恋は盲目とよく言うが、今の沙奈の状態を表すならまさしくその《盲目》という状態が当てはる。
「健人君に直接聞けばいいか」
【だったら土曜の練習後アイス奢って】
何で奢らなければいけないんだよ。練習しようと言ったのはアイツなのに。アイスぐらい自分で買えよ。俺はただの練習相手なんだから。
何で俺の周りにいる女子は俺の扱いが雑なんだろう。互いがwin-winな関係になればいいのに。今は俺が損する関係になっているんだよ。
【健人君は女子の好きな服装とかある?】
星森さんだけだよ。俺のことを雑に扱わない女子は。でもこれって日曜のデートのことを言っているんだよね。好きな服装なんて考えたことないのに。
【星森さんならどんな服装でも似合うよ】
あれ、俺キモイ返しかたした。いやいや、これは学校での星森さんの様子から見ての俺の感想だからたぶん大丈夫でしょ…たぶん。
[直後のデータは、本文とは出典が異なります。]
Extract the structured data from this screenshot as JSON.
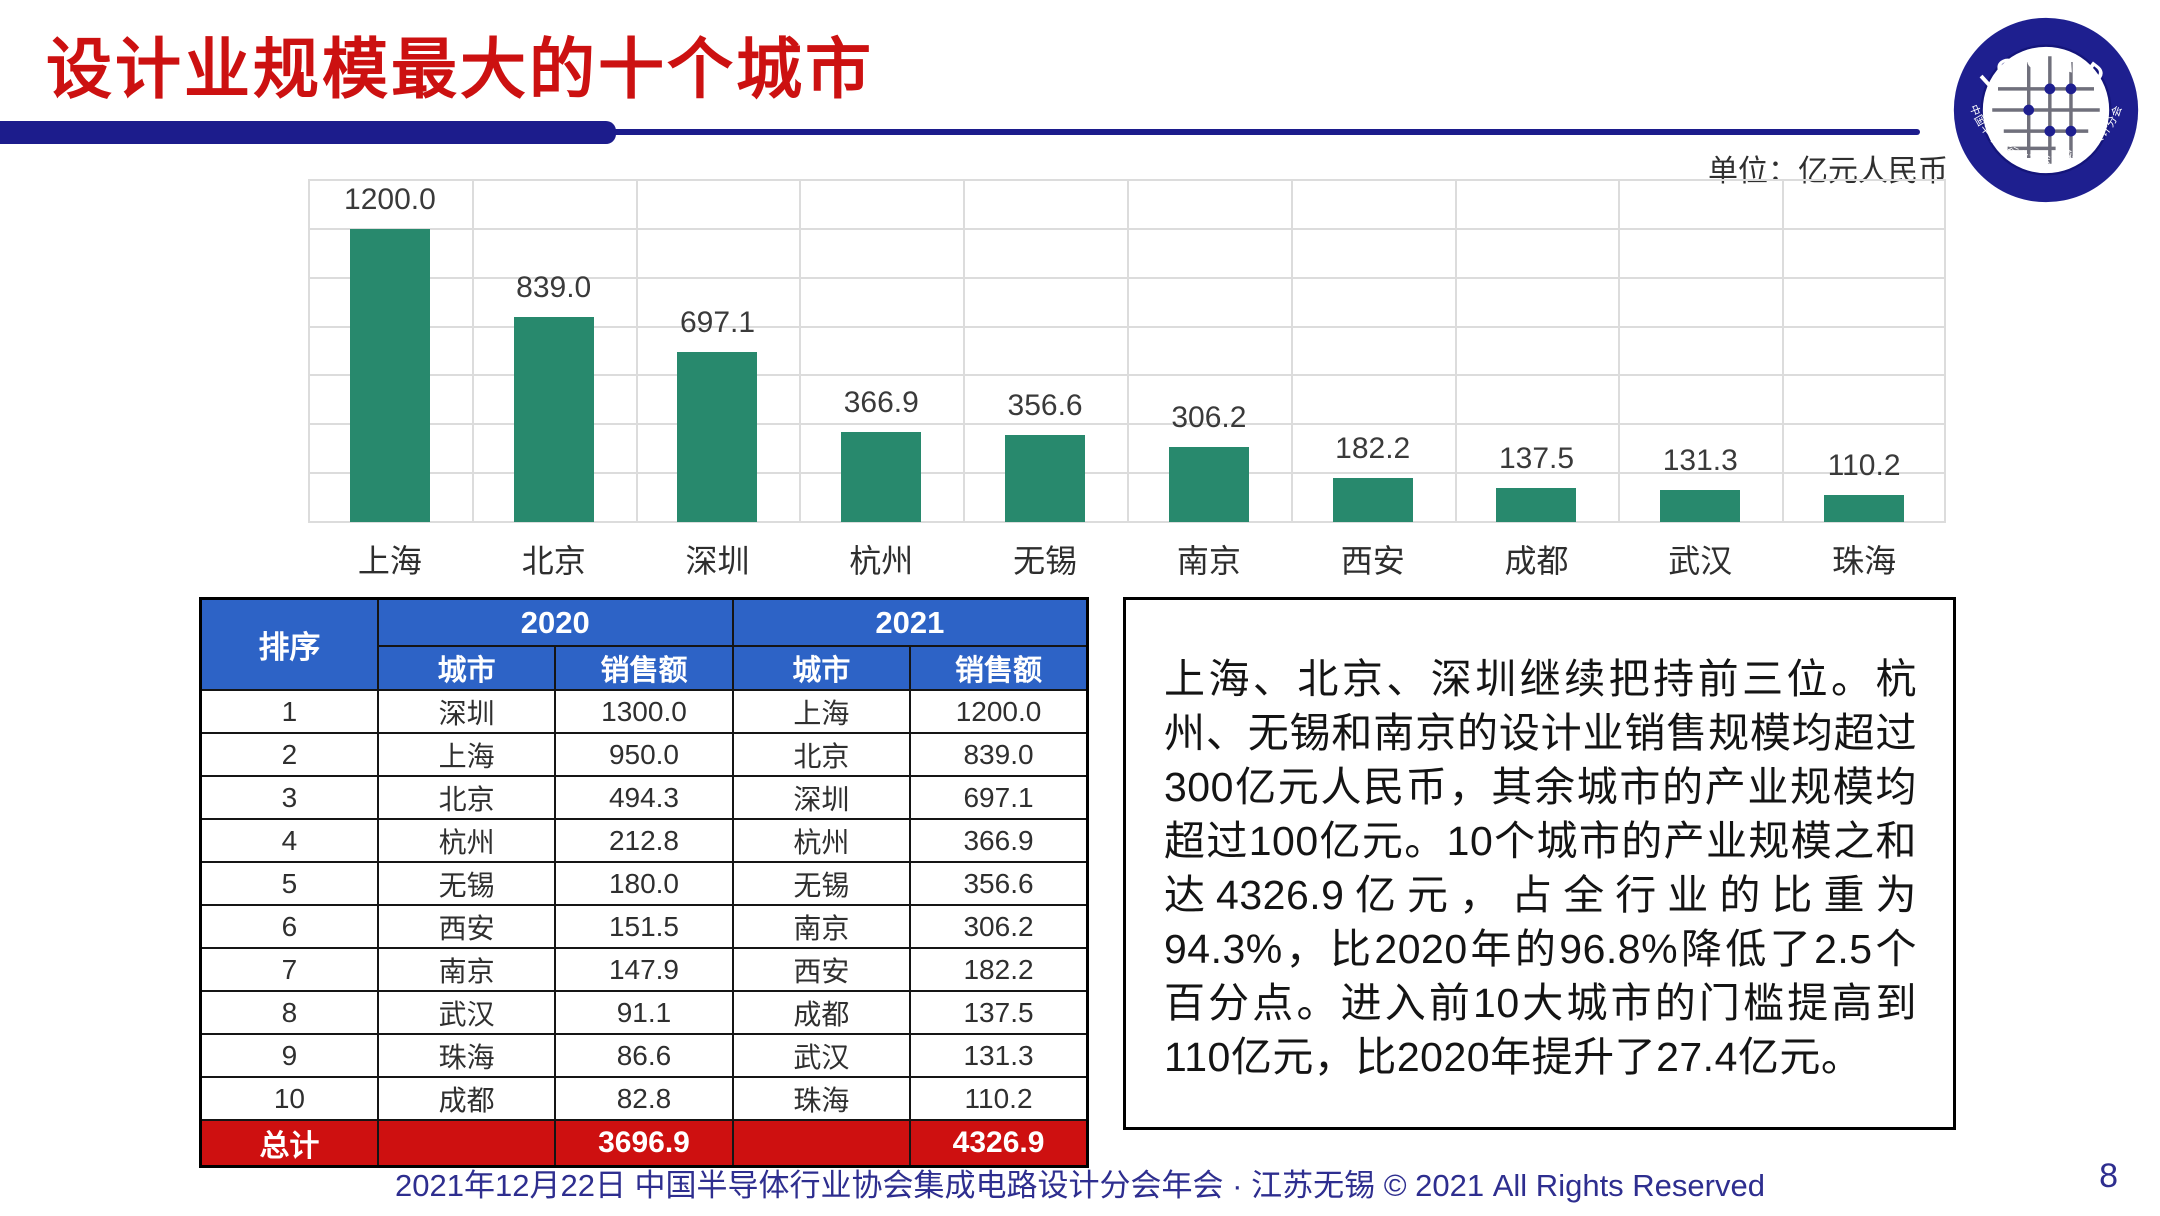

……不安になってきた。既読がついてから10分ほど経っているが返信の1つもないのかやっぱり俺の返信おかしかったか。
【健人君は女子の好きな服装とかある?】
何でこんなの送ったんだろう私。健人君も困るよね急に女子の服装のことを聞かれたら。消そうにも既読ついているから手遅れだから意味ない。どうしよう。
恋の盲目はきっかけ1つで覚める。ふと我に帰ると自分の恥ずかしい行動に後悔を覚え、それが後に若気の至りとして一生頭の中に残ってしまう。
【星森さんならどんな服装でも似合うよ】
でもそんな若気の至りはきっかけ1つで上書きされる。
〜数年後〜
「あのとき沙奈に送られてきたときは困ったな。急に服装の好みを聞かれても」
「でも私もあのとき後悔したよ。変なこと聞いてしまったってね」
「あの後めっちゃ俺不安だったんだから。返信してくれなかったんだから」
「そうだね。あのときはごめん。でも私は嬉しかったよ。健人君が私の後悔を上書きしてくれて。だから、遅れたけどありがとう健人君」
今となってはいい思い出。だって今私は健人君と○○○○いるから。